Danny, an electrician, works in the Twin Cities for Master Electric and his wife, Jenny, is a mental health practitioner for REM in St. Cloud. They have a hobby farm and Danny has helped with delivery routes for vegetables. Their children are Davin and Ethan.
Steve is a concrete block layer, working in the Twin Cities and his wife, Tennelle, is now a stay at home mom with daughters Olivia and Ava. They live on a small farm in the neighborhood.
In the community, Greg, LeRoy and Lorraine and most of the family are members of Sts. Peter and Paul Church in Gilman. Greg is a member of the Knights of Columbus. LeRoy is a lifetime member. Lorraine belongs to the Christian Mother’s Rosary Society. Greg served three years on the township board and the church council. The children have belonged to 4H and LeRoy and Lorraine are past 4H leaders. Several of the Novaks are part of the Gilman Park and Recreation Association that has tarred trails recently and maintains other recreation areas in Gilman. They provide vegetables and work with other families on a summer picnic that is held jointly with the parishes in Gilman, Morrill, and Brennyville.
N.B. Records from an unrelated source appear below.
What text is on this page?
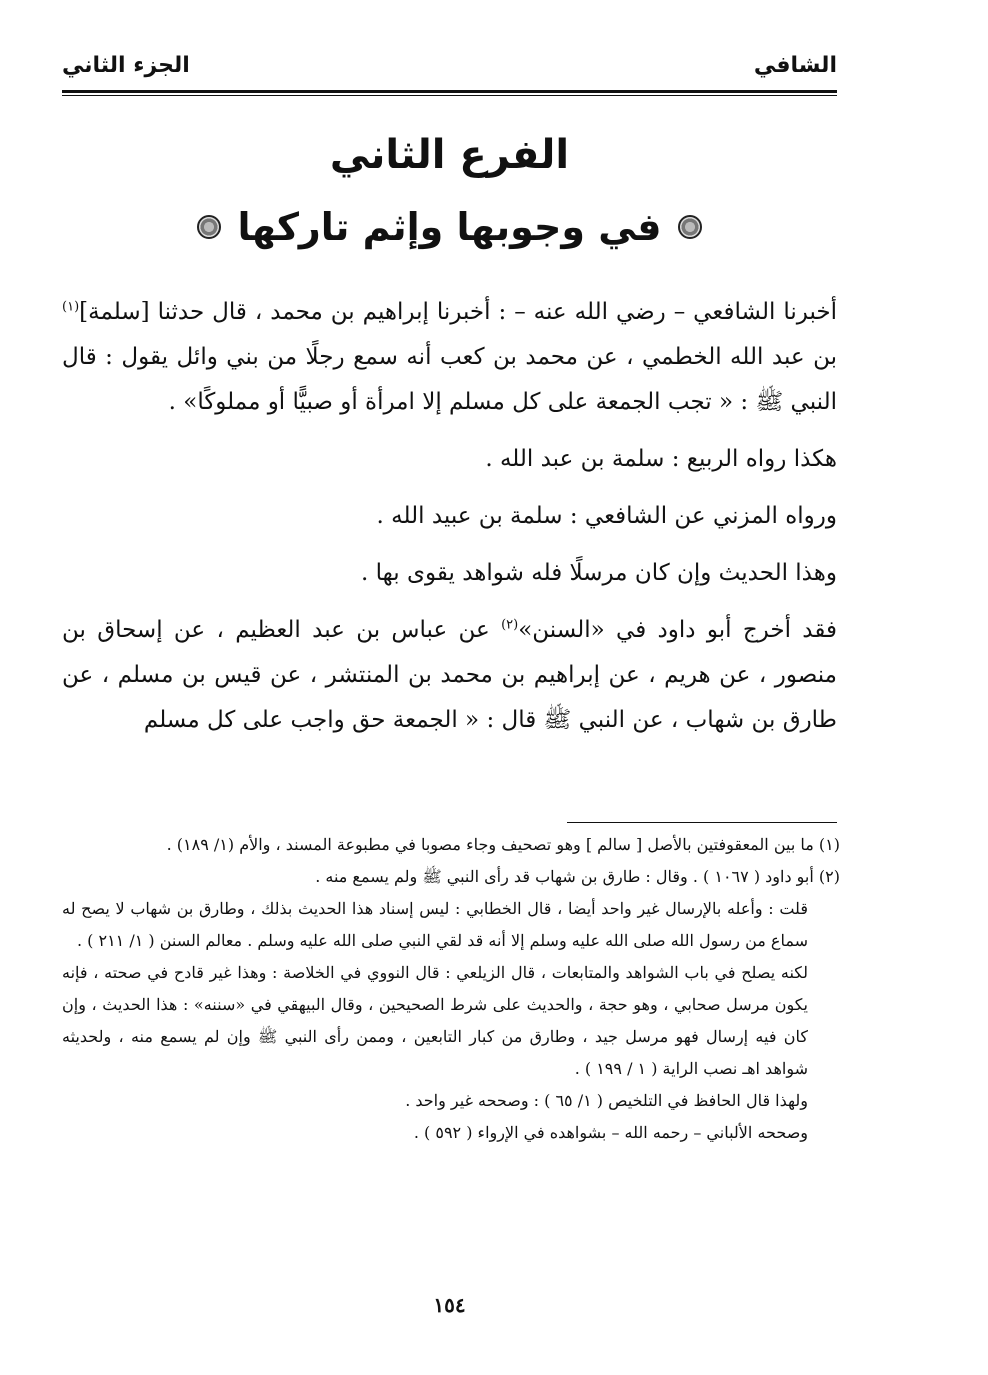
الشافي
الجزء الثاني
الفرع الثاني
في وجوبها وإثم تاركها

أخبرنا الشافعي – رضي الله عنه – : أخبرنا إبراهيم بن محمد ، قال حدثنا [سلمة]$^{(١)}$ بن عبد الله الخطمي ، عن محمد بن كعب أنه سمع رجلًا من بني وائل يقول : قال النبي ﷺ : « تجب الجمعة على كل مسلم إلا امرأة أو صبيًّا أو مملوكًا» .

هكذا رواه الربيع : سلمة بن عبد الله .

ورواه المزني عن الشافعي : سلمة بن عبيد الله .

وهذا الحديث وإن كان مرسلًا فله شواهد يقوى بها .

فقد أخرج أبو داود في «السنن»$^{(٢)}$ عن عباس بن عبد العظيم ، عن إسحاق بن منصور ، عن هريم ، عن إبراهيم بن محمد بن المنتشر ، عن قيس بن مسلم ، عن طارق بن شهاب ، عن النبي ﷺ قال : « الجمعة حق واجب على كل مسلم

(١) ما بين المعقوفتين بالأصل [ سالم ] وهو تصحيف وجاء مصوبا في مطبوعة المسند ، والأم (١/ ١٨٩) .

(٢) أبو داود ( ١٠٦٧ ) . وقال : طارق بن شهاب قد رأى النبي ﷺ ولم يسمع منه .

قلت : وأعله بالإرسال غير واحد أيضا ، قال الخطابي : ليس إسناد هذا الحديث بذلك ، وطارق بن شهاب لا يصح له سماع من رسول الله صلى الله عليه وسلم إلا أنه قد لقي النبي صلى الله عليه وسلم . معالم السنن ( ١/ ٢١١ ) .

لكنه يصلح في باب الشواهد والمتابعات ، قال الزيلعي : قال النووي في الخلاصة : وهذا غير قادح في صحته ، فإنه يكون مرسل صحابي ، وهو حجة ، والحديث على شرط الصحيحين ، وقال البيهقي في «سننه» : هذا الحديث ، وإن كان فيه إرسال فهو مرسل جيد ، وطارق من كبار التابعين ، وممن رأى النبي ﷺ وإن لم يسمع منه ، ولحديثه شواهد اهـ نصب الراية ( ١ / ١٩٩ ) .

ولهذا قال الحافظ في التلخيص ( ١/ ٦٥ ) : وصححه غير واحد .

وصححه الألباني – رحمه الله – بشواهده في الإرواء ( ٥٩٢ ) .

١٥٤
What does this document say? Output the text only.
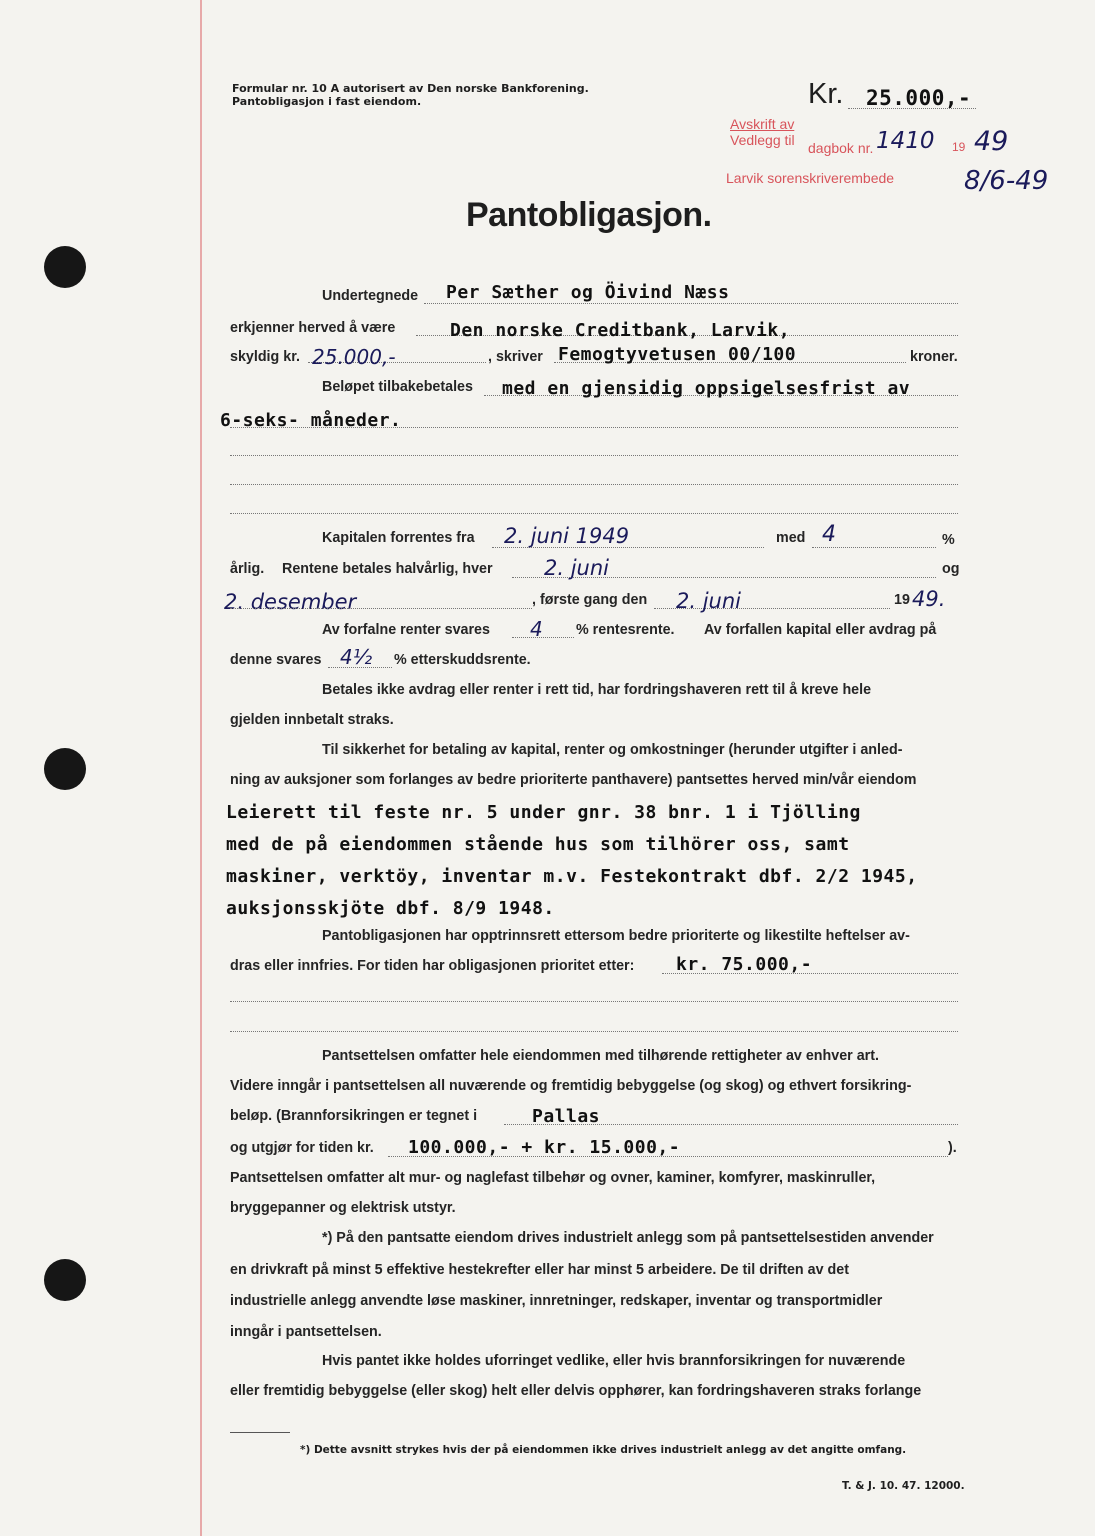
Formular nr. 10 A autorisert av Den norske Bankforening.
Pantobligasjon i fast eiendom.	Kr. 25.000,-
Avskrift av
Vedlegg til dagbok nr. 1410 19 49
Larvik sorenskriverembede	8/6-49
Pantobligasjon.
Undertegnede Per Sæther og Öivind Næss
erkjenner herved å være	Den norske Creditbank, Larvik,
skyldig kr. 25.000,-	, skriver Femogtyvetusen 00/100	kroner.
Beløpet tilbakebetales med en gjensidig oppsigelsesfrist av
6-seks- måneder.
Kapitalen forrentes fra 2. juni 1949	med 4	%
årlig. Rentene betales halvårlig, hver 2. juni	og
2. desember	, første gang den 2. juni	19 49.
Av forfalne renter svares 4 % rentesrente. Av forfallen kapital eller avdrag på
denne svares 4½ % etterskuddsrente.
Betales ikke avdrag eller renter i rett tid, har fordringshaveren rett til å kreve hele
gjelden innbetalt straks.
Til sikkerhet for betaling av kapital, renter og omkostninger (herunder utgifter i anled-
ning av auksjoner som forlanges av bedre prioriterte panthavere) pantsettes herved min/vår eiendom
Leierett til feste nr. 5 under gnr. 38 bnr. 1 i Tjölling
med de på eiendommen stående hus som tilhörer oss, samt
maskiner, verktöy, inventar m.v. Festekontrakt dbf. 2/2 1945,
auksjonsskjöte dbf. 8/9 1948.
Pantobligasjonen har opptrinnsrett ettersom bedre prioriterte og likestilte heftelser av-
dras eller innfries. For tiden har obligasjonen prioritet etter: kr. 75.000,-
Pantsettelsen omfatter hele eiendommen med tilhørende rettigheter av enhver art.
Videre inngår i pantsettelsen all nuværende og fremtidig bebyggelse (og skog) og ethvert forsikring-
beløp. (Brannforsikringen er tegnet i	Pallas
og utgjør for tiden kr. 100.000,- + kr. 15.000,-	).
Pantsettelsen omfatter alt mur- og naglefast tilbehør og ovner, kaminer, komfyrer, maskinruller,
bryggepanner og elektrisk utstyr.
*) På den pantsatte eiendom drives industrielt anlegg som på pantsettelsestiden anvender
en drivkraft på minst 5 effektive hestekrefter eller har minst 5 arbeidere. De til driften av det
industrielle anlegg anvendte løse maskiner, innretninger, redskaper, inventar og transportmidler
inngår i pantsettelsen.
Hvis pantet ikke holdes uforringet vedlike, eller hvis brannforsikringen for nuværende
eller fremtidig bebyggelse (eller skog) helt eller delvis opphører, kan fordringshaveren straks forlange
*) Dette avsnitt strykes hvis der på eiendommen ikke drives industrielt anlegg av det angitte omfang.
T. & J. 10. 47. 12000.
One of the highlights of the Novaks’ farming experience has been to see the appreciation people show to them in communities where they have sold produce. As they have cut back on their routes in recent years, they continued in one community strictly because of the appreciation the people expressed for their produce. Good friendships have grown out of their contacts in selling produce. The Novaks have really enjoyed having their children and grandchildren working together with the vegetable markets. Children, and now, grandchildren have always enjoyed newborn critters around the farm. One year they bottle fed a couple of baby raccoons that apparently had lost their mother. Following the Halloween snowstorm in 1991, Greg set out to build a huge snowman that ended up being about 29 feet tall and attracted visitors from around the St. Cloud area and surrounding states. The snowman story reached national news media.
The Novaks’ goal has been to make the farm work to meet the needs of the family and to give family members a chance to be part of it. They enjoy the adventure of trying new things and seeing how things will grow. Family members have worked together to give each other time to do other things. LeRoy and Lorraine have spent some of the winter in Texas for the past eight years and would like to slow down a notch to enjoy life a little more with a little less work.
The Novaks speak with a noticeable measure of appreciation for the things they have been able to do over the years as a family on the farm and in the community; and it means a lot to them to continue to be connected with family and friends in the community. Congratulations to the Novak family.
The Farm Family Recognition Program is a joint effort of the College of Food, Agriculture and Natural Resource Sciences, the U of M Extension Service, the Minnesota Agricultural Experiment Station, and the College of Veterinary Medicine in cooperation with Farmfest.